The book is What’s to Become of the Boy? and it is wonderful. The opening paragraphs describe the misinformation on Böll’s high school “certificate of maturity.”

” It would never have occurred to me to have an error of that kind in such a solemn official document corrected: that error permits me to entertain a certain doubt as to whether I am really the person who is certified thereon as mature.” 

Böll’s attitude towards this institutional mistake (the very idea!) illustrates his emerging personality. Like many teenagers those formative years are the age of self-discovery, but the discovery is usually of the well, I’m NOT that sort more than the I AM this sort and Böll’s relief that he is not a mindless conformist is particularly sweet given the country and time in which he lived. Not one to let his ego run away from him he counters any clinging self-regard by confessing his own perceived lack of daring heroism. His was more the ordinary kind that in a better world might even simply be called – decency.

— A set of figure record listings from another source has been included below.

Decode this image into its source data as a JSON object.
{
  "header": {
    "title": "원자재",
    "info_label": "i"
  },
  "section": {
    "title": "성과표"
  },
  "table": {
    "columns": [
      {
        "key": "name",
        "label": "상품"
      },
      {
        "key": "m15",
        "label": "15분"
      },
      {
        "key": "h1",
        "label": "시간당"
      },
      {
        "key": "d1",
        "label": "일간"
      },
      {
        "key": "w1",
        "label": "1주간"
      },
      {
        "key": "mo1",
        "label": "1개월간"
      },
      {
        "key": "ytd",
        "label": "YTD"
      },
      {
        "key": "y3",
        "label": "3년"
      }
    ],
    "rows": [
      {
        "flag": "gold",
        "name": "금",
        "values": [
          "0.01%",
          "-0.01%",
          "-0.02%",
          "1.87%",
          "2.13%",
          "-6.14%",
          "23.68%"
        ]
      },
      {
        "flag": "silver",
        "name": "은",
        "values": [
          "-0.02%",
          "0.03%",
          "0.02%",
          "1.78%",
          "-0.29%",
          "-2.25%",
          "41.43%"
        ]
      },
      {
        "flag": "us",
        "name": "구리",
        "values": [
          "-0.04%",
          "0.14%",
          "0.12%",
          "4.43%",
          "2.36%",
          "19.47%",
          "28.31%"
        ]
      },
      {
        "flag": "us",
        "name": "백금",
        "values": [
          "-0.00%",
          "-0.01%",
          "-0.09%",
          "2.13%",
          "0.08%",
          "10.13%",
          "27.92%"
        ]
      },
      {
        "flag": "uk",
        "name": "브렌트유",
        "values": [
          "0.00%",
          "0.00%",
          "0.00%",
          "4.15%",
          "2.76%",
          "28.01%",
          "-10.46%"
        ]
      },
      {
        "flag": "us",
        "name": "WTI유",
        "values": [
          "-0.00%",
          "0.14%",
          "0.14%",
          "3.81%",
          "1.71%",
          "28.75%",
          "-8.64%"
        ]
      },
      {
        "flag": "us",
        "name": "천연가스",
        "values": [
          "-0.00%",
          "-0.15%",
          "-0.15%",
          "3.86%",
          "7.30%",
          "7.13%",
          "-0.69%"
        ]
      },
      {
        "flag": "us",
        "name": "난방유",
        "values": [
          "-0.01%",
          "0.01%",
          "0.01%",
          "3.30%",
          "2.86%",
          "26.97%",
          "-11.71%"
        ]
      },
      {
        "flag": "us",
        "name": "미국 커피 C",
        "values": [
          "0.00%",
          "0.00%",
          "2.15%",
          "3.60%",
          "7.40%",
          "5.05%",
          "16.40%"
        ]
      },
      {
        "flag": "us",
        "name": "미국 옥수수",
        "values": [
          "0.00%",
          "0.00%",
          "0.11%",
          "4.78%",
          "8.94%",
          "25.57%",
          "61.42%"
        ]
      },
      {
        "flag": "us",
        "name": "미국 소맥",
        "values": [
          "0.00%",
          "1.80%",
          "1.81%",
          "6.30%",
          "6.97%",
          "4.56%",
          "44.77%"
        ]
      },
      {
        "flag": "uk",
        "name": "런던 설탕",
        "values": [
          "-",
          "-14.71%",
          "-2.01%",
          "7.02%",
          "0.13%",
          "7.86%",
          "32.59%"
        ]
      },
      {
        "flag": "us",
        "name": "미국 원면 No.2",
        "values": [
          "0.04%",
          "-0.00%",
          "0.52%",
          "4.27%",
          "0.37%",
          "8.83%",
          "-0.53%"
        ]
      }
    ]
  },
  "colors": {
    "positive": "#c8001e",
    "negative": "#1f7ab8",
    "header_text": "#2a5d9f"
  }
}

The entire brief book concerns itself with a four year period in which Böll attended high school during the incipient years of Nazi Germany – 1933 to 1937. It is told with such unelaborated charm as to weaken the knees of the likes of me.

“However, that gaiety was often of the desperate kind seen in some medieval paintings, where the laughter of the redeemed is sometimes akin to the expression on the faces of the damned.” 

Böll tries so earnestly to stick to the school part- nearly every chapter begins with some variation of “School? Oh yes, that too.” But his amusing inability then or later to stay on point, focused on his school work, is diverting and of course poignant, after all, there were other far more pressing matters uncomfortably close at hand.

“Yes, school too- I assure you, I’ll soon get back to that. After all, I was still a pupil, a pupil of life so to speak, subject to despondency and recklessness, yet bound and determine not to become a pupil of death- if that could possibly be avoided.” 

“The howling void” was Böll’s mother’s euphemism for Hitler and his Nazi followers. That term succinctly sums up all you need to know about the Böll family- their humor, kindness and intelligence. Heinrich Böll is the sort of writer that can express all we hate about the world while really making us love it all the more. A rare but essential gift.